Publicado em 27 de julho de 2017 às 06h00.

Última atualização em 27 de julho de 2017 às 06h00.

São Paulo – Concorrentes no mercado mundial de minério de ferro, as mineradoras Vale, do Brasil, e BHP, da Austrália, selaram uma trégua em 2000, quando se tornaram sócias na mineradora Samarco, com sede em Minas Gerais. A sociedade correu sem grandes sobressaltos até o fim de 2015, quando a Samarco protagonizou o que uma consultoria americana descreveu como o maior desastre ambiental do planeta na mineração.

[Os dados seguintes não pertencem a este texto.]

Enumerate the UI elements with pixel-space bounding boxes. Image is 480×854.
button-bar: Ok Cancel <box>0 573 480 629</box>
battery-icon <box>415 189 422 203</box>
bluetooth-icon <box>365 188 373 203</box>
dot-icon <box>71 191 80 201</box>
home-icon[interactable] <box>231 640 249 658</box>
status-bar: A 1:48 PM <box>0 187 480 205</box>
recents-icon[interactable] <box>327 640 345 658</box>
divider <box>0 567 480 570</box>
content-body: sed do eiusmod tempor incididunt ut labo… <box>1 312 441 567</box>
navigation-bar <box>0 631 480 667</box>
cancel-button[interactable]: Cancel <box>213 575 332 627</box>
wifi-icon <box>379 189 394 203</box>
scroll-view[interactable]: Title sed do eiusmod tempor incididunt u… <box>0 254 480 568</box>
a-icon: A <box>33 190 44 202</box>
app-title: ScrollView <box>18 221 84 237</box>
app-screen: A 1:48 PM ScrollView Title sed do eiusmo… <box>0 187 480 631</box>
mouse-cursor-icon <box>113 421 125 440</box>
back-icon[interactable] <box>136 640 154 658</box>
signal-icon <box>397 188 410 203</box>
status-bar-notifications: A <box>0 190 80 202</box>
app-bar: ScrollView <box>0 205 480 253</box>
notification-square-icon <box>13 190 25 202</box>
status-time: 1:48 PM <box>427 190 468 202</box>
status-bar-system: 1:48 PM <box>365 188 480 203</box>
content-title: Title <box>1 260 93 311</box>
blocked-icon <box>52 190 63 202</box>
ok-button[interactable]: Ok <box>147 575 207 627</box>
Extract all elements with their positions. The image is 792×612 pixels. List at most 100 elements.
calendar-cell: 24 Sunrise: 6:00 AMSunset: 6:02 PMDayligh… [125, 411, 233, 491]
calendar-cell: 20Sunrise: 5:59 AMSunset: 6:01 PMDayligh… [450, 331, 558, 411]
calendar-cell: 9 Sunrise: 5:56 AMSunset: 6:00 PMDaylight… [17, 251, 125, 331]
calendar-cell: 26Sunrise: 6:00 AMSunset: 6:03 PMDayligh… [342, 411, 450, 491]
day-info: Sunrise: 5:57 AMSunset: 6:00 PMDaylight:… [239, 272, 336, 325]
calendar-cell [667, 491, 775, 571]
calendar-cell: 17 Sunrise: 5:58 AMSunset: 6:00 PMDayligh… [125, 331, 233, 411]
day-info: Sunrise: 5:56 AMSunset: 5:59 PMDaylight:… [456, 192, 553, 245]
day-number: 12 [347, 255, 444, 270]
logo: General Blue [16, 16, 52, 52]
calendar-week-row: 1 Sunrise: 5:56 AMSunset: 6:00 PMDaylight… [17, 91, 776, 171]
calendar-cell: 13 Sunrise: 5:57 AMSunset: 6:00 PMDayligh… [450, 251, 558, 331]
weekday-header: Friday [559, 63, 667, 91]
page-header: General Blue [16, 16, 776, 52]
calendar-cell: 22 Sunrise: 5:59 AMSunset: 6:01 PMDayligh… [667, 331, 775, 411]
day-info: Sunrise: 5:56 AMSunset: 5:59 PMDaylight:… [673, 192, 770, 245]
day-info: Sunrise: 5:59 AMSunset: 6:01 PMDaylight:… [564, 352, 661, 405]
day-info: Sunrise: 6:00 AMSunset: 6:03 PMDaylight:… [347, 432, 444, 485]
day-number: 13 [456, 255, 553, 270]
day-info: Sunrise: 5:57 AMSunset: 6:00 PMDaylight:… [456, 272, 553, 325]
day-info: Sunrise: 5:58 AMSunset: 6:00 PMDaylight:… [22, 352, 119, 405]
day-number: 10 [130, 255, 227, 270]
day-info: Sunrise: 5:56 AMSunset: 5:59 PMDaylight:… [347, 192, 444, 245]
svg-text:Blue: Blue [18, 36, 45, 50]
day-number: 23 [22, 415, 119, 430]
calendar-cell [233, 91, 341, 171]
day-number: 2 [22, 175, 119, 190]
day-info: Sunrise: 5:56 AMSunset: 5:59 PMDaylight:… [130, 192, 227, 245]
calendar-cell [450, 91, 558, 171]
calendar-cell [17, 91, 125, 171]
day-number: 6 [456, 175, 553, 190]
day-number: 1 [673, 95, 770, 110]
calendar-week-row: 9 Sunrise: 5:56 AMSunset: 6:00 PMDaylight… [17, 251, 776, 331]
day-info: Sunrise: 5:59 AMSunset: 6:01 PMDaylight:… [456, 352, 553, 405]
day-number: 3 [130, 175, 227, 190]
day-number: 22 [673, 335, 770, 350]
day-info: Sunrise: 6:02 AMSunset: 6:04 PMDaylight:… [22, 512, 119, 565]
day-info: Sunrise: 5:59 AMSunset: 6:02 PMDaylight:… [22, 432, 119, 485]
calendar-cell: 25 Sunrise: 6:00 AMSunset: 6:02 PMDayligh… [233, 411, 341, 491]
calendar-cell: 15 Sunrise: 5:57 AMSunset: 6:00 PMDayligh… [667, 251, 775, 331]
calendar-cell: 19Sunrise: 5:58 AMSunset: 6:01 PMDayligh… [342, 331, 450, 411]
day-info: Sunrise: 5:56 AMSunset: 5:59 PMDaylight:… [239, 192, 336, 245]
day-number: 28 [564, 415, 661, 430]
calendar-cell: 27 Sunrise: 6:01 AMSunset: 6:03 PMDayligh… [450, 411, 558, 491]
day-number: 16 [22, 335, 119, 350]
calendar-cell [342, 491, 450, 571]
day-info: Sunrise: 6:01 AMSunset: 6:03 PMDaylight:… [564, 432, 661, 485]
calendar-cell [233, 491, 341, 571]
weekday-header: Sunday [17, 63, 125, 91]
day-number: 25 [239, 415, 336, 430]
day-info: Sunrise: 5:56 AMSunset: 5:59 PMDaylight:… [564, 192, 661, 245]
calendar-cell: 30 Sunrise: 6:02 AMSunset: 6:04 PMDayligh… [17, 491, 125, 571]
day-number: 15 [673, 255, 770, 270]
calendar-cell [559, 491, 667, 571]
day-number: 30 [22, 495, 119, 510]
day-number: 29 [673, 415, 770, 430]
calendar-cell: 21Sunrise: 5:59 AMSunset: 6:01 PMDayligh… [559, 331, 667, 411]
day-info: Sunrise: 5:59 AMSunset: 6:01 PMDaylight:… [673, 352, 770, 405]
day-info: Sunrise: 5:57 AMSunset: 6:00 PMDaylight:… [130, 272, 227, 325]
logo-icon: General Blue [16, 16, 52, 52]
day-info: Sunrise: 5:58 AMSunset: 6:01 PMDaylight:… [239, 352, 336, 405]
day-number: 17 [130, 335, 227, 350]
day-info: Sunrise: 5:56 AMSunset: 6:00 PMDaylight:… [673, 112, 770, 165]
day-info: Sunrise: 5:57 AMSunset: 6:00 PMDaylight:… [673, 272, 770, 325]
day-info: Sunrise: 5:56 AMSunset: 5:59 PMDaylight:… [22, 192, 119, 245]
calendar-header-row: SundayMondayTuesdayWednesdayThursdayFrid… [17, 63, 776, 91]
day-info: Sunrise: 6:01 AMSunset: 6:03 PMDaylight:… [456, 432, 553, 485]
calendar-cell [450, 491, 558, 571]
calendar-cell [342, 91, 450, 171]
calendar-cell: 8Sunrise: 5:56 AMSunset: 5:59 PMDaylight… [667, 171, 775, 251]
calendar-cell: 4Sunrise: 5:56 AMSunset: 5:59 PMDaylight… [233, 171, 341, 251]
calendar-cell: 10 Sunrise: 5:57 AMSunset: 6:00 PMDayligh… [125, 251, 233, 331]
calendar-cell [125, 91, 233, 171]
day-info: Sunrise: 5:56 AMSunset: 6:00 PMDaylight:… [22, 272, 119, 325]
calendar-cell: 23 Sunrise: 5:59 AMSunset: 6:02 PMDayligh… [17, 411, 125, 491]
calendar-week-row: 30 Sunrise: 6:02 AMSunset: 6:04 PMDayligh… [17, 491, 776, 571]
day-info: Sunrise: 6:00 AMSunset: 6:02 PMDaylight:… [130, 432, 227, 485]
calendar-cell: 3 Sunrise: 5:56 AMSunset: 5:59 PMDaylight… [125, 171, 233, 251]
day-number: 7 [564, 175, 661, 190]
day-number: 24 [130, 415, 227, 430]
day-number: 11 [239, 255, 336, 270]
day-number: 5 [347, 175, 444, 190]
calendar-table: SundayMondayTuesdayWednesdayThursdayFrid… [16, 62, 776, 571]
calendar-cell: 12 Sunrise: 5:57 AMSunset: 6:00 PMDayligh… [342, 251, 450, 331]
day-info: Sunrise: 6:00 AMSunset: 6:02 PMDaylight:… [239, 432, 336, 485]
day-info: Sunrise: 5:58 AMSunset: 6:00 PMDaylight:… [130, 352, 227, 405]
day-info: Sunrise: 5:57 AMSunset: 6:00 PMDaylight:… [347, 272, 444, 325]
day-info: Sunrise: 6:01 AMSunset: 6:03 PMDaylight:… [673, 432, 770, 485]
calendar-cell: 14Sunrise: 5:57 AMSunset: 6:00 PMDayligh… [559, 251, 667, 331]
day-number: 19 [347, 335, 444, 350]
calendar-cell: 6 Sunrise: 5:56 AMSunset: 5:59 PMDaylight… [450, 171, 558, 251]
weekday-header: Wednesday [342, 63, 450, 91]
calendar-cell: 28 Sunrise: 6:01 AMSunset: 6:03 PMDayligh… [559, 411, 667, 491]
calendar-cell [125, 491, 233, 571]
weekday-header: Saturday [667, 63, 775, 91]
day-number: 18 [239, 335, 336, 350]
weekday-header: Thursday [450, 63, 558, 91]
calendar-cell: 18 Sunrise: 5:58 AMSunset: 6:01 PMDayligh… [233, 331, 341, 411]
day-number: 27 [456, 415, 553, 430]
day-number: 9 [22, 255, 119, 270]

O rompimento de uma de suas barragens, na cidade mineira de Mariana, destruiu municípios vizinhos, contaminou o rio Doce, um dos maiores do estado, e matou 19 pessoas. A obrigação da Samarco, acordada com governos e órgãos ambientais, é reconstruir o que foi arrasado e pagar multas para compensar os danos causados — o acerto inicial prevê indenizações de 20 bilhões de reais, quase cinco vezes o faturamento da companhia. Para fazer isso, a empresa, que está paralisada há um ano e meio, precisa retomar suas atividades, mas seus donos não se entendem sobre como ou quando isso voltará a acontecer.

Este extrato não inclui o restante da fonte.